One joke in “The Foot Fist Way” can give you a good idea of what you’re in for. Fred (Danny R. McBride), the belligerent white-trash Tae Kwon Do instructor who is the film’s protagonist, is sitting down to dinner with his skanky wife and a neighbor couple. Just as they’re about to eat, Fred says, “Oh, s***! We forgot to say grace!”
The humor is in the juxtaposition, of course, the incongruity of a man remembering to pray but expressing it so vulgarly. Inappropriate behavior is at the heart of the whole film, which is a raucous and often very funny examination of a man who is a loser in every possible respect, and this sort of thing has a long, proud history in comedy. “Fawlty Towers” derived its laughs from a pathetic man who always said and did the socially incorrect thing, and who consequently never managed to get ahead in life. Both versions of “The Office” center on perpetually awkward men whose unearned confidence in their own abilities creates one uncomfortable situation after another. Will Ferrell has made a career out of playing arrogant, loud-mouthed buffoons who never realize what idiots they are.
It’s no surprise, then, that Ferrell and his writing partner Adam McKay are among the many high-profile fans of “The Foot Fist Way.” It was Ferrell and McKay who discovered the film, which had premiered at Sundance in 2006 and languished in obscurity thereafter, and used their clout to get it into theaters. Now there are ads featuring quotes not from film critics but from comics like Patton Oswalt, Ben Stiller, and Seth Rogen. It’s smart marketing: Who knows “funny” better than these guys?
It definitely has “cult classic” written all over it, insofar as either you think it’s really funny, or you find Fred’s abrasiveness off-putting beyond all tolerance. (Have you noticed that when it comes to “cult classics,” people either love them or hate them? Nothing bland and congenial ever achieves that status.) My take: I sure laughed a lot. Yes, I’m a sucker for gags based on things that you’re not supposed to joke about, as when Fred beats up a young student because he thinks the kid’s father is cheating with Fred’s wife. (“You got a cup on?” he warns the kid beforehand. “‘Cause I will hit you there.”) In fact, I love the basic idea of a Tae Kwon Do instructor starting a dojo not for noble reasons like improving people’s athleticism and self-confidence, but strictly as a means of meeting hot chicks and beating people up with impunity. Because, you know, that’s not why you’re supposed to teach martial arts. Get it?
The film, written and directed by Jody Hill (with co-writers McBride and Ben Best), is shot with handheld cameras in the familiar do-it-yourself fashion. Fred, a redneck with a military haircut and a police officer mustache, believes himself to be a master teacher, yet even he has an idol: Chuck the Truck (Ben Best), a Chuck Norris-like professional fighter who appears in cheesy action movies. The thrust of the film’s story is that Fred wants Chuck to come be a guest judge at his dojo’s upcoming trials.

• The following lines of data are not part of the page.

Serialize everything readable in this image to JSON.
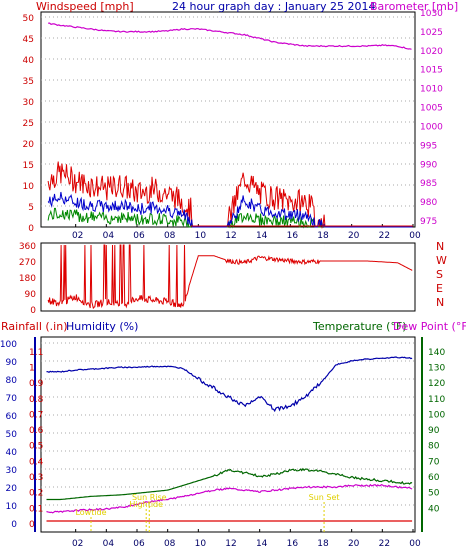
{
  "title": "24 hour graph day : January 25 2014",
  "x_ticks": [
    "02",
    "04",
    "06",
    "08",
    "10",
    "12",
    "14",
    "16",
    "18",
    "20",
    "22",
    "00"
  ],
  "colors": {
    "wind": "#dd0000",
    "gust_fill": "#dd0000",
    "avg_wind": "#0000cc",
    "calm_wind": "#008800",
    "barometer": "#cc00cc",
    "direction": "#dd0000",
    "humidity": "#0000aa",
    "temperature": "#006600",
    "dewpoint": "#cc00cc",
    "rainfall": "#dd0000",
    "label_yellow": "#e0d000",
    "frame": "#000000",
    "dotgrid": "#aaaaaa"
  },
  "panel1": {
    "left_label": "Windspeed [mph]",
    "right_label": "Barometer [mb]",
    "left_ticks": [
      "0",
      "5",
      "10",
      "15",
      "20",
      "25",
      "30",
      "35",
      "40",
      "45",
      "50"
    ],
    "right_ticks": [
      "975",
      "980",
      "985",
      "990",
      "995",
      "1000",
      "1005",
      "1010",
      "1015",
      "1020",
      "1025",
      "1030"
    ]
  },
  "panel2": {
    "left_ticks": [
      "0",
      "90",
      "180",
      "270",
      "360"
    ],
    "compass": [
      "N",
      "W",
      "S",
      "E",
      "N"
    ]
  },
  "panel3": {
    "label_rain": "Rainfall (.in)",
    "label_humidity": "Humidity (%)",
    "label_temp": "Temperature (°F)",
    "label_dew": "Dew Point (°F)",
    "rain_ticks": [
      "0",
      "0.1",
      "0.2",
      "0.3",
      "0.4",
      "0.5",
      "0.6",
      "0.7",
      "0.8",
      "0.9",
      "1",
      "1.1"
    ],
    "humidity_ticks": [
      "0",
      "10",
      "20",
      "30",
      "40",
      "50",
      "60",
      "70",
      "80",
      "90",
      "100"
    ],
    "temp_ticks": [
      "40",
      "50",
      "60",
      "70",
      "80",
      "90",
      "100",
      "110",
      "120",
      "130",
      "140"
    ],
    "annotations": [
      "Lowtide",
      "Sun Rise",
      "Hightide",
      "Sun Set"
    ]
  },
  "chart_data": [
    {
      "type": "line",
      "title": "24 hour graph day : January 25 2014",
      "xlabel": "",
      "x": [
        0.2,
        1,
        2,
        3,
        4,
        5,
        6,
        7,
        8,
        9,
        10,
        11,
        12,
        13,
        14,
        15,
        16,
        17,
        18,
        19,
        20,
        21,
        22,
        23,
        24
      ],
      "ylim": [
        0,
        50
      ],
      "ylim_right": [
        975,
        1030
      ],
      "series": [
        {
          "name": "Windspeed [mph]",
          "axis": "left",
          "values": [
            9,
            11,
            9,
            8,
            7,
            8,
            6,
            7,
            6,
            4,
            0,
            0,
            0,
            10,
            6,
            5,
            4,
            4,
            0,
            0,
            0,
            0,
            0,
            0,
            0
          ]
        },
        {
          "name": "Barometer [mb]",
          "axis": "right",
          "values": [
            1027,
            1026.5,
            1026,
            1025.5,
            1025,
            1024.8,
            1024.8,
            1024.8,
            1025,
            1025.5,
            1025.5,
            1025,
            1024.5,
            1024,
            1023,
            1022,
            1021.5,
            1021,
            1021,
            1021,
            1021,
            1021,
            1021.2,
            1021,
            1020
          ]
        }
      ]
    },
    {
      "type": "line",
      "title": "",
      "x": [
        0.2,
        1,
        2,
        3,
        4,
        5,
        6,
        7,
        8,
        9,
        10,
        11,
        12,
        13,
        14,
        15,
        16,
        17,
        18,
        19,
        20,
        21,
        22,
        23,
        24
      ],
      "ylim": [
        0,
        360
      ],
      "series": [
        {
          "name": "",
          "values": [
            50,
            30,
            70,
            20,
            40,
            20,
            60,
            50,
            40,
            20,
            300,
            300,
            270,
            260,
            290,
            280,
            270,
            265,
            270,
            270,
            270,
            270,
            265,
            260,
            215
          ]
        }
      ]
    },
    {
      "type": "line",
      "title": "",
      "x": [
        0,
        1,
        2,
        3,
        4,
        5,
        6,
        7,
        8,
        9,
        10,
        11,
        12,
        13,
        14,
        15,
        16,
        17,
        18,
        19,
        20,
        21,
        22,
        23,
        24
      ],
      "ylim": [
        0,
        100
      ],
      "ylim_right": [
        30,
        145
      ],
      "ylim_rain": [
        0,
        1.15
      ],
      "series": [
        {
          "name": "Humidity (%)",
          "axis": "left",
          "values": [
            84,
            84,
            85,
            85.5,
            86,
            86.5,
            86.5,
            87,
            87,
            86,
            80,
            75,
            70,
            65,
            70,
            63,
            65,
            70,
            78,
            88,
            90,
            91,
            91.5,
            92,
            91.5
          ]
        },
        {
          "name": "Temperature (°F)",
          "axis": "right",
          "values": [
            45,
            45,
            46,
            47,
            47.5,
            48,
            49,
            50,
            51,
            54,
            57,
            60,
            64,
            62,
            60,
            61,
            64,
            64,
            63,
            61,
            59,
            58,
            57,
            56,
            55
          ]
        },
        {
          "name": "Dew Point (°F)",
          "axis": "right",
          "values": [
            37,
            37,
            38,
            38.5,
            39,
            40,
            42,
            44,
            45,
            47,
            49,
            51,
            52,
            51,
            50,
            51,
            52,
            53,
            53,
            53,
            54,
            54,
            54,
            53,
            52
          ]
        },
        {
          "name": "Rainfall (.in)",
          "axis": "rain",
          "values": [
            0,
            0,
            0,
            0,
            0,
            0,
            0,
            0,
            0,
            0,
            0,
            0,
            0,
            0,
            0,
            0,
            0,
            0,
            0,
            0,
            0,
            0,
            0,
            0,
            0
          ]
        }
      ]
    }
  ]
}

More important than the story, though, is Fred himself. McBride has played bit parts in other films, and his new friendship with Ferrell means he’ll soon play many more, but Fred is his tour de force. He’s a grossly immature and stubborn bully, a delusional ladies’ man, and a selfish jerk in most respects. His way of building up a young student’s confidence is to keep pointing out that the student has a confidence problem. In trying to patch things up with his trampy wife, Suzie (Mary Jane Bostic), he says with all sincerity, “I can be the bigger man. But you’re gonna have to be the smaller woman.” You wouldn’t want to deal with Fred in real life — though it’s shocking how closely he resembles certain people we all know — but as a fictional character, his idiocy can be highly amusing.
I didn’t laugh at everything the movie threw at me; I’d be curious to watch the film with Ferrell, who says he’s seen it 20 times, and see if he laughs at some of the things that completely fell flat for me. (Then again, maybe I just idolize Ferrell and want to see how compatible our senses of humor are. We should totally be pals, Will! I’m funny too sometimes! Call me!) And there lurks, at the back of my mind, the knowledge that a lot of transgressive comedy is fairly easy: Think of how people are supposed to act, then have your characters do the opposite. It ain’t exactly rocket science. But I laughed, and I’d watch it again, and if I were a more vulgar man I’d quote a lot of the lines in my daily life. So there you go.